First step was to get somebody to do the asbestos abatement. This involved three guys in Tyvek suits and respirators, a HEPA vacuum filter system, and a whole bunch of garbage bags. They stripped the furnace, and then stripped the pipes. They tried to break the old furnace into the original two parts but it was too solidly rusted together. They managed to get the whole bloody thing up the back stairs (which were fortunately very solidly built); it must have weighed 500 pounds. We were left with a hole in the basement floor (just sand underneath) and trimmed-off cast-iron pipes.

The guys with the new furnace came in and dropped a concrete slab on the hole and then put the new furnace right there. This new one was the size of a 2-drawer file cabinet where the old one had beed about 6 times that big. They had dielectric unions hooked onto the old pipes connecting to the copper lines from the new furnace, gas lines hooked up, and a brand new expansion tank in the basement ceiling almost before you could blink. I think they'd done it a few times before, maybe.

I later mixed up some concrete and did a nicer job of fairing the little slab into the basement floor, but everything actually turned out pretty well.
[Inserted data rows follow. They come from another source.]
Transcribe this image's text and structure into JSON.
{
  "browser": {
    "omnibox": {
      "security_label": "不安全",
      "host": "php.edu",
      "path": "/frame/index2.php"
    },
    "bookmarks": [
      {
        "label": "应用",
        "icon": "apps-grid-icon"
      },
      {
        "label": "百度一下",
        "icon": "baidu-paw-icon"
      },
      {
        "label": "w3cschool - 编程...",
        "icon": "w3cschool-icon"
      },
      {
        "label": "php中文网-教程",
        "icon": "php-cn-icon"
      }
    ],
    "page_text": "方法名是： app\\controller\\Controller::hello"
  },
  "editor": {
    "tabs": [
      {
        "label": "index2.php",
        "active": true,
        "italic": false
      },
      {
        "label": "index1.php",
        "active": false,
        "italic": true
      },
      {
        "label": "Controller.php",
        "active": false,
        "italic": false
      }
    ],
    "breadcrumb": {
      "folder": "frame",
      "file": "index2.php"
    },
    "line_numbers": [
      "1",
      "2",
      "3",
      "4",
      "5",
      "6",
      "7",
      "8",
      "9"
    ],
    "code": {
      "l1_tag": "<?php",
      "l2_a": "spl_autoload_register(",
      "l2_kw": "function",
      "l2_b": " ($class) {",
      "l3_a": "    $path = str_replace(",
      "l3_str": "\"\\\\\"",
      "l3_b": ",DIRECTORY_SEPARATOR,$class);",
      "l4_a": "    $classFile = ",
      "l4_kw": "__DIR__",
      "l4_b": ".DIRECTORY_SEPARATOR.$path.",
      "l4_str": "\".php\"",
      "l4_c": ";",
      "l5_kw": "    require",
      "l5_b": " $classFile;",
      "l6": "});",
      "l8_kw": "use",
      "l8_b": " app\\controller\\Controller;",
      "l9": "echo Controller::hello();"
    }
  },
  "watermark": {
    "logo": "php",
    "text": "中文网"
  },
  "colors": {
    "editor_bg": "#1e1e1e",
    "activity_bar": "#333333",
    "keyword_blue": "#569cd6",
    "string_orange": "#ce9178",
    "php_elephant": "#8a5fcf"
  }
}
That winter the price of natural gas doubled, but we were using less than half the amount we had been with the old furnace so our gas bill was actually lower. The new one also had a circulating pump, rather than depending on gravity and water density to move the water around, so the house warmed up a lot faster when the heat came on, too.

It was probably the world's most expensive stove replacement, but we were glad he had noticed the problem in the summertime, rather than having that exhaust into the house at the start of winter.

We also kept the house cool, turning the temperature down to 63°F at night, but warming up to 68°F during the day.

I hope yours goes as well as our turned out.